Iteratively undominated strategies underpin a range of applications:

• Mechanism design: Robust implementation concepts employ iterated undomination (or the related "implementation in advised strategies" notion) to bridge computational tractability and economic optimality in settings where dominant strategy truthfulness is infeasible (Cai et al., 2019, Guo et al., 2012). Advising mechanisms guide agents toward iteratively undominated strategies via improvement advice functions.
• Auctions: In uniform price and second-price auctions, the equilibria supported on undominated or iteratively undominated strategies guarantee (worst-case) welfare bounds and collusion resistance. The iterated elimination approach refines equilibrium selection and rules out unstable or manipulative strategy profiles (Markakis et al., 2012, Mihara, 2011, Zhang, 2022).
• Dynamic/Evolutionary Games: Monotone evolutionary dynamics systematically eliminate dominated (and thus iteratively dominated) strategies, providing dynamical justification for refinement concepts (Viossat, 2011).
• Decision under Uncertainty: In the presence of non-expected utility or time-inconsistency preferences, the resolute choice framework selects iteratively undominated strategies by enforcing cooperation between decision "selves" in the decision tree, overcoming dynamic inconsistency (Jaffray, 2013).

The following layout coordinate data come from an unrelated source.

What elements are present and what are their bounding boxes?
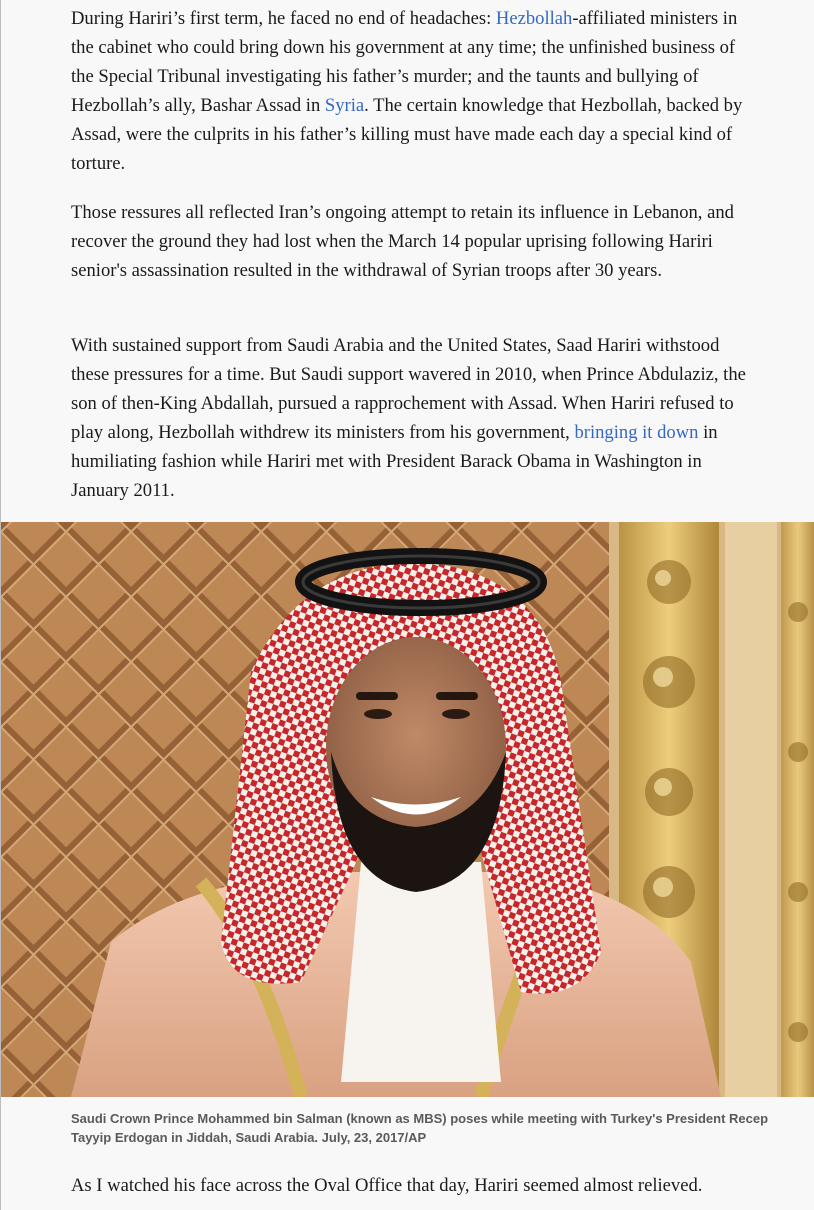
paragraph-hariri-first-term bbox=[71, 4, 761, 178]
p1-text-2: -affiliated ministers in the cabinet who could bring down his government at any time; the unfinished business of the Special Tribunal investigating his father’s murder; and the taunts and bullying of Hezbollah’s ally, Bashar Assad in bbox=[71, 8, 738, 116]
paragraph-oval-office: As I watched his face across the Oval Office that day, Hariri seemed almost relieved. bbox=[71, 1175, 703, 1196]
p3-text-1: With sustained support from Saudi Arabia and the United States, Saad Hariri withstood these pressures for a time. But Saudi support wavered in 2010, when Prince Abdulaziz, the son of then-King Abdallah, pursued a rapprochement with Assad. When Hariri refused to play along, Hezbollah withdrew its ministers from his government, bbox=[71, 335, 746, 443]
caption-and-continuation bbox=[0, 1097, 814, 1210]
paragraph-saudi-support bbox=[71, 331, 761, 505]
mbs-photo-illustration bbox=[1, 522, 814, 1097]
syria-link[interactable]: Syria bbox=[324, 95, 365, 116]
article-body bbox=[0, 0, 814, 522]
paragraph-iran-pressures: Those ressures all reflected Iran’s ongoing attempt to retain its influence in Lebanon, and recover the ground they had lost when the March 14 popular uprising following Hariri senior's assassination resulted in the withdrawal of Syrian troops after 30 years. bbox=[71, 202, 734, 281]
hezbollah-link[interactable]: Hezbollah bbox=[495, 8, 573, 29]
p1-text-1: During Hariri’s first term, he faced no end of headaches: bbox=[71, 8, 496, 29]
p1-text-3: . The certain knowledge that Hezbollah, backed by Assad, were the culprits in his father’s killing must have made each day a special kind of torture. bbox=[71, 95, 743, 174]
bringing-it-down-link[interactable]: bringing it down bbox=[574, 422, 699, 443]
article-photo bbox=[0, 522, 814, 1097]
p3-text-2: in humiliating fashion while Hariri met with President Barack Obama in Washington in January 2011. bbox=[71, 422, 718, 501]
photo-caption: Saudi Crown Prince Mohammed bin Salman (known as MBS) poses while meeting with Turkey's President Recep Tayyip Erdogan in Jiddah, Saudi Arabia. July, 23, 2017/AP bbox=[71, 1111, 769, 1145]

Tables of principal algorithmic and structural results:

Context	Survivor Set	Complexity / Structure
Finite Normal-Form, Strict Dominance	Unique, order-indep.	P or NL (often)
Finite Normal-Form, Weak Dominance	May not be unique	NP-complete
Infinite (compact, u.s.c.)	Unique (if bounded)	Needs verification
Parity Games, Non-deterministic strategies	Unique, sub-exp. iter.	O(1.724<sup>n</sup>) steps
Stochastic Implementation, $|Z|\geq3$	Non-dictatorial possible (UD$^\infty$)	Construction needed

7. Theoretical and Practical Significance

Iteratively undominated strategies embody a foundational equilibrium refinement bridging classical solution concepts (dominance, rationalizability, Nash equilibrium) and modern algorithmic, stochastic, and collective-choice frameworks. They admit geometric and dynamic interpretations, robust algorithmic identification (in structured settings), and enable sharper welfare and implementation guarantees. As a result, they serve as both a technical tool and conceptual lens for understanding rational strategic behavior, efficient mechanism design, dynamic system evolution, and collective decision-making.

Their applicability and interpretative power continue to stimulate research at the intersection of mathematics, economics, computer science, and collective choice theory, with ongoing developments addressing infinite games, learning in extensive form, and robust equilibrium selection in mechanism design.